La sequía pertinaz que sufre gran parte de nuestro país desde hace dos años vuelve a poner de relieve la importancia de las políticas en la gestión del agua y cómo la mala gestión puede llevarnos a la confrontación entre comunidades o incluso entre diferentes regiones dentro de una misma comunidad.
La cuestión de la falta de agua no es nueva. La dictadura de Primo de Rivera (1923-1930) impulsó la creación de Confederaciones Hidrográficas por Real Decreto de 5 de marzo de 1926, con el objetivo de “explotar de forma coordinada el potencial hidráulico del país», considerando el agua como un «bien público» haciendo pagar a los ciudadanos un simple canon, plan que fue desarrollado posteriormente por la II República. La construcción de pantanos con Franco tenía esta base.
Desde entonces, la representación en las Confederaciones Hidrográficas ha obedecido a diferentes intereses contrarios a los de la mayoría social, agravándose con la privatización de las eléctricas y con la división en autonomías tras la Constitución de 1978.
Los Ayuntamientos tienen competencias sobre el abastecimiento de agua potable y el saneamiento y alcantarillado. Por tanto, tienen responsabilidad sobre la reparación de fugas de la red y el control de los consumos de agua urbanos, pero en Cataluña, una de las regiones más afectadas por la sequía, los municipios que abastecen de agua al 78% de la población lo hacen a través de empresas privadas o mixtas, que no han invertido en la reparación de fugas y han sobre explotado los pozos y acuíferos.
Para abundar más en el drama de la falta de agua, la agencia catalana del agua (ACA) no ha hecho sus deberes. Observamos como el agua tratada en la gran mayoría de depuradoras se tira al mar puesto que no es útil ni para el consumo humano, ni para la jardinería ni para la agricultura. Ahora hay que ponerse las pilas y convertir las depuradoras en plantas de regeneración de agua para que su reutilización sea posible.
Ante la falta de agua, la respuesta del Govern de la Generalitat ha sido la declaración de emergencia por sequía en las províncias de Barcelona y Girona, que afecta a un total de 202 municipios y a una población de 6 millones de habitantes. Tarragona, que se abastece del agua del Ebro y del Pantano de Mequinenza, presenta un panorama menos desolador.
Esta declaración de emergencia conlleva una reducción del consumo de «agua de boca» a 200 litros por habitante, y serias medidas de restricción para la industria, los servicios y el sector primario.

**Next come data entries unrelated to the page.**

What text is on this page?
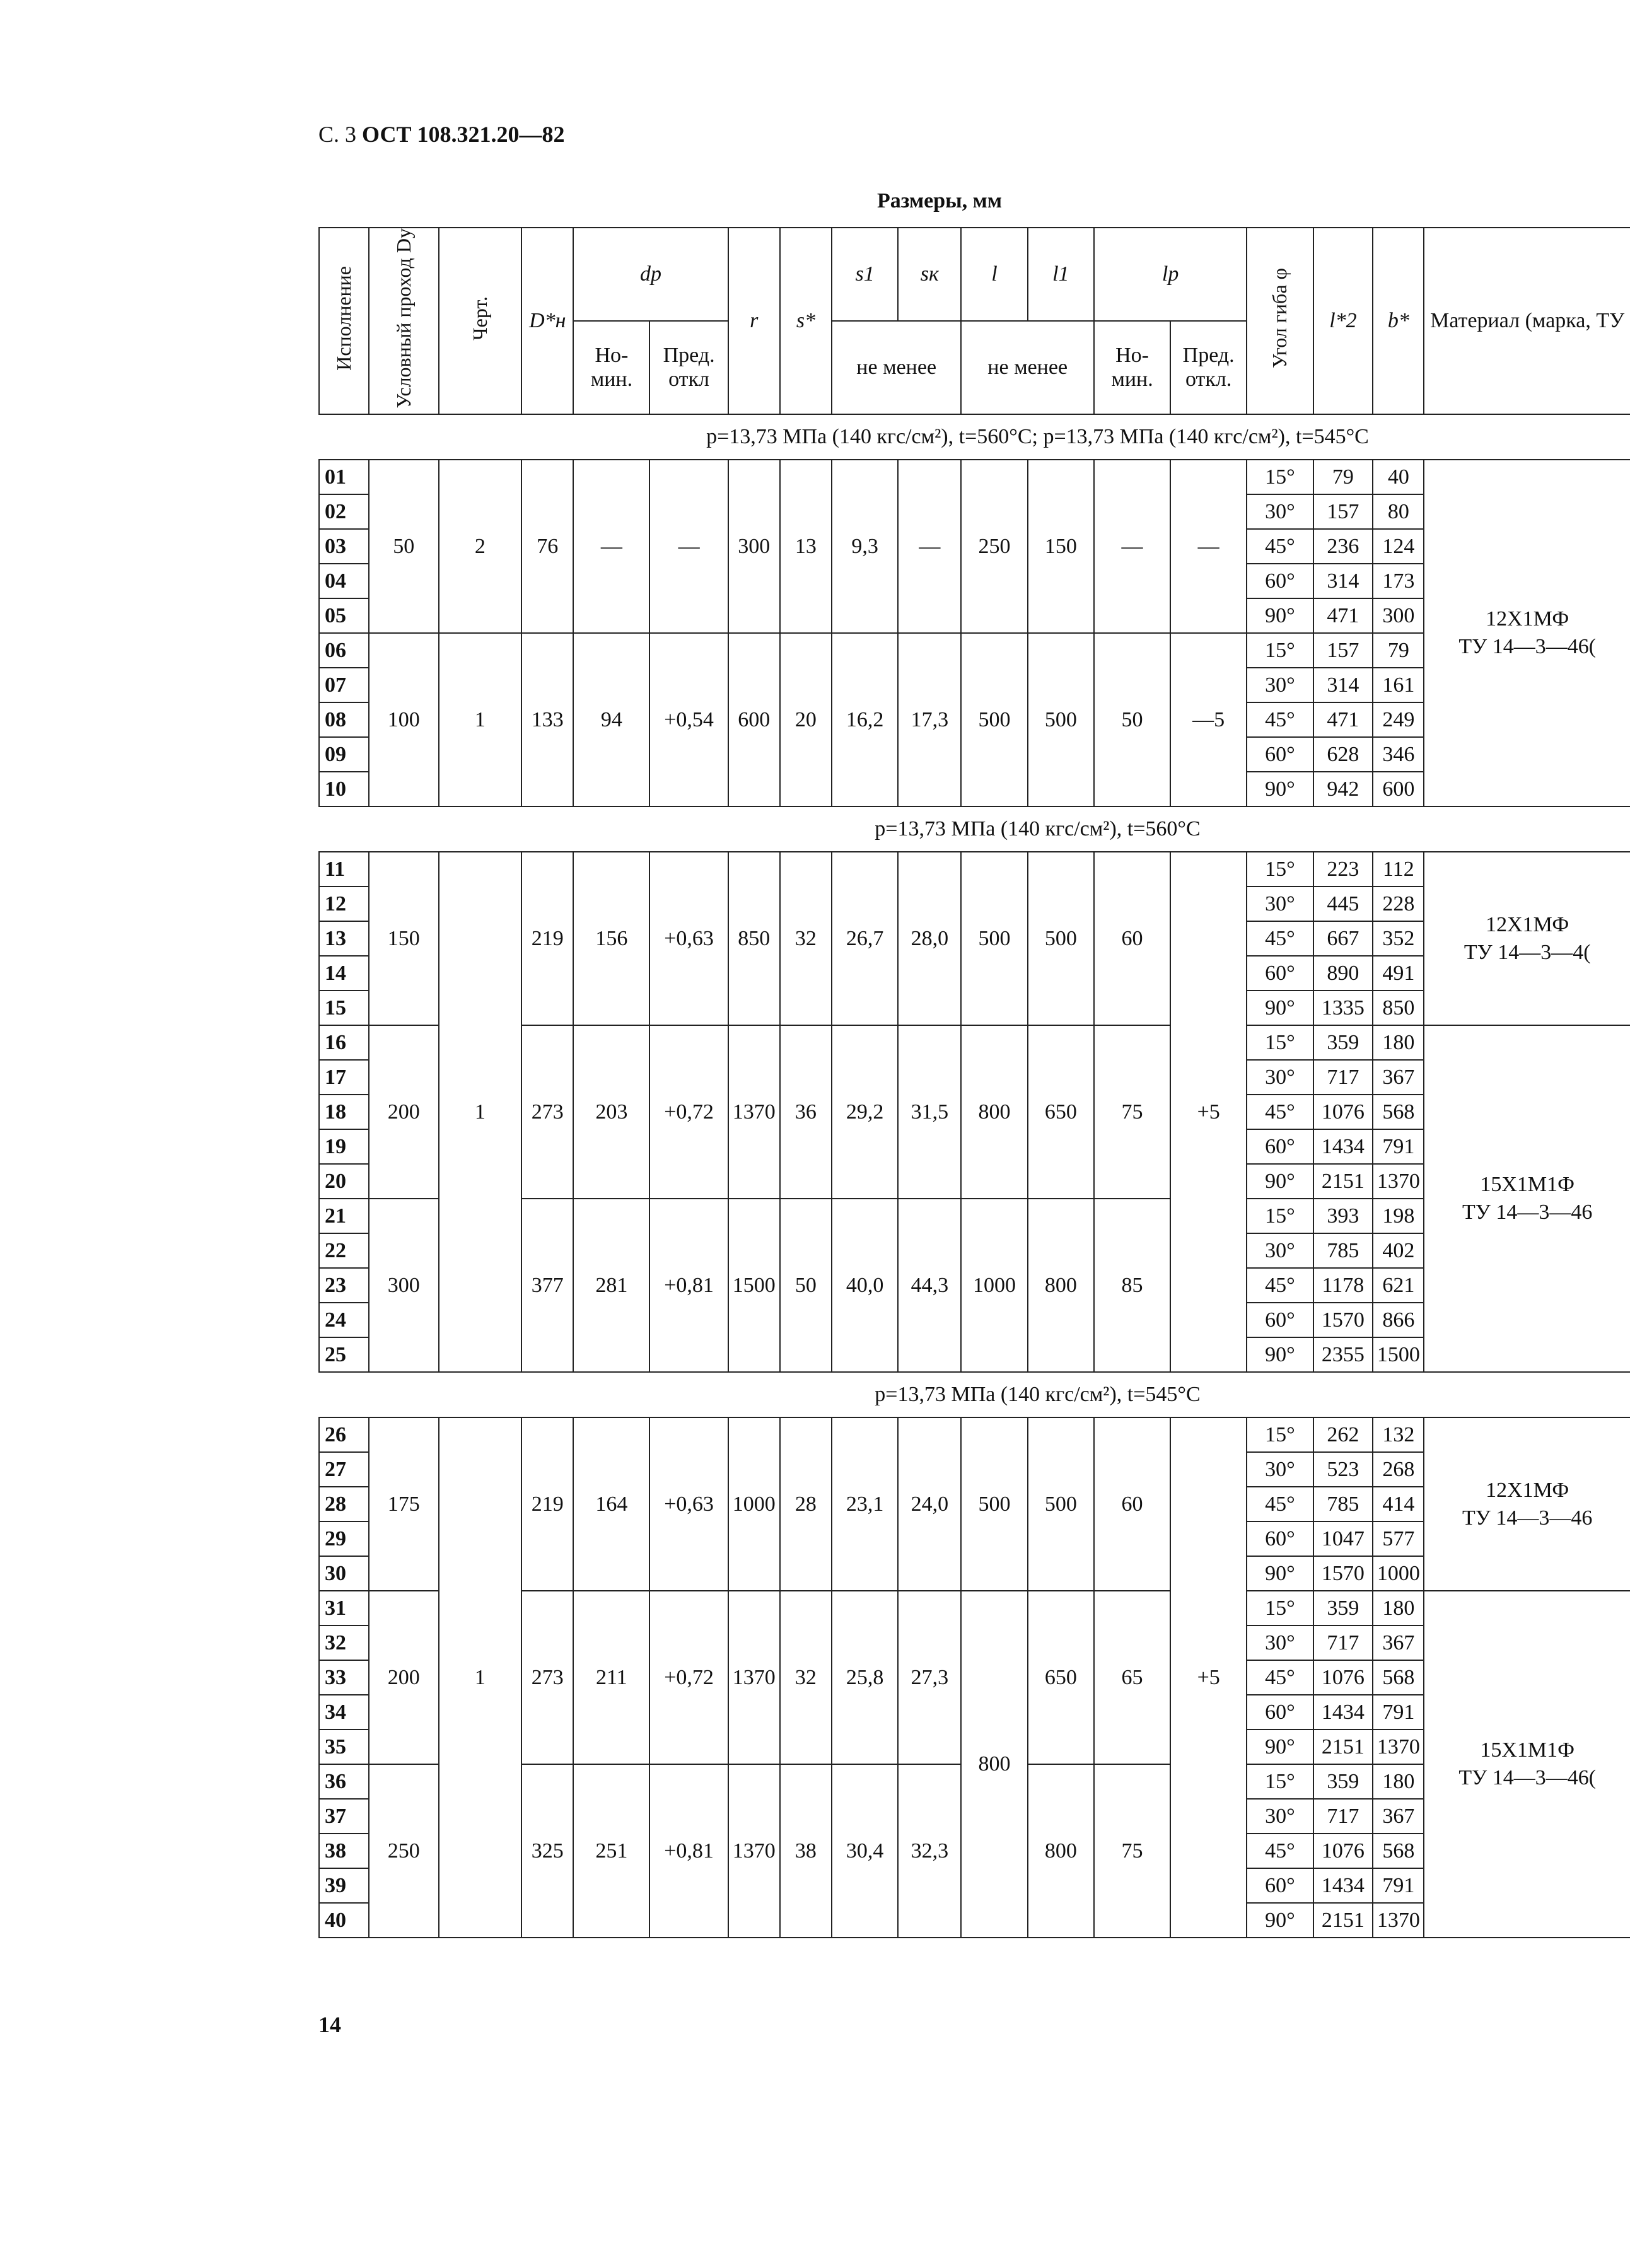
С. 3 ОСТ 108.321.20—82
Размеры, мм
Исполнение	Условный проход Dу	Черт.	D*н	dр		r	s*	s1	sк	l	l1	lр		Угол гиба φ	l*2	b*	Материал (марка, ТУ
				Но- мин.	Пред. откл			не менее		не менее		Но- мин.	Пред. откл.				
p=13,73 МПа (140 кгс/см²), t=560°C; p=13,73 МПа (140 кгс/см²), t=545°C																	
01	50	2	76	—	—	300	13	9,3	—	250	150	—	—	15°	79	40	12Х1МФ
ТУ 14—3—46(

02														30°	157	80	
03														45°	236	124	
04														60°	314	173	
05														90°	471	300	
06	100	1	133	94	+0,54	600	20	16,2	17,3	500	500	50	—5	15°	157	79	
07														30°	314	161	
08														45°	471	249	
09														60°	628	346	
10														90°	942	600	
p=13,73 МПа (140 кгс/см²), t=560°C																	
11	150	1	219	156	+0,63	850	32	26,7	28,0	500	500	60	+5	15°	223	112	12Х1МФ
ТУ 14—3—4(

12														30°	445	228	
13														45°	667	352	
14														60°	890	491	
15														90°	1335	850	
16	200		273	203	+0,72	1370	36	29,2	31,5	800	650	75		15°	359	180	15Х1М1Ф
ТУ 14—3—46

17														30°	717	367	
18														45°	1076	568	
19														60°	1434	791	
20														90°	2151	1370	
21	300		377	281	+0,81	1500	50	40,0	44,3	1000	800	85		15°	393	198	
22														30°	785	402	
23														45°	1178	621	
24														60°	1570	866	
25														90°	2355	1500	
p=13,73 МПа (140 кгс/см²), t=545°C																	
26	175	1	219	164	+0,63	1000	28	23,1	24,0	500	500	60	+5	15°	262	132	12Х1МФ
ТУ 14—3—46

27														30°	523	268	
28														45°	785	414	
29														60°	1047	577	
30														90°	1570	1000	
31	200		273	211	+0,72	1370	32	25,8	27,3	800	650	65		15°	359	180	15Х1М1Ф
ТУ 14—3—46(

32														30°	717	367	
33														45°	1076	568	
34														60°	1434	791	
35														90°	2151	1370	
36	250		325	251	+0,81	1370	38	30,4	32,3		800	75		15°	359	180	
37														30°	717	367	
38														45°	1076	568	
39														60°	1434	791	
40														90°	2151	1370	
14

Además de las restricciones, el aumento generalizado del precio del agua es una constante en todos los municipios.
El Govern de ERC se niega a plantear un trasvase del Ebro a Barcelona, probablemente porque sería incoherente con su negativa histórica a ese trasvase, que le ha hecho ganar mucho rédito electoral que aún conserva en las comarcas tarragoninas del Ebro.
Finalmente, tras la negativa de Las Cortes de Aragón (con mayoría de PP y el apoyo de VOX) para llevar agua a Cataluña, el Gobierno central ha propuesto llevar agua por barco desde la desalinizadora de Sagunto (de propiedad estatal) hasta Cataluña.
El tema de las desalinizadoras es importante porque ya en el año 2009, el Gobierno tripartito de Josep Montilla (PSC) elaboró el Plan de gestión de las cuencas internas de Cataluña 2009-2017 y planificó la construcción de 2 desalinizadoras, una en la desembocadura de la Tordera (en Blanes) y otra en el Foix (en Cubelles). Si ese plan se hubiera implementado, Barcelona y Girona tendrían el agua garantizada desde hace siete años pese a la falta de lluvias. Pero en 2009 volvió a llover, llegó la crísis financiera -con una Agencia Catalana del Agua (ACA) que acumuló una deuda de 1.381 millones de euros- después el procés, y el proyecto de desalinizadoras se quedó en el cajón.
Ahora, ese plan se ha recuperado y parece que están comprometidas esas desalinizadoras. A lo que no parece que se le va a poner coto es a la gestión privada del agua que se ha demostrado incapaz de dar respuesta a las necesidades de abastecimiento de agua y reparación de las fugas.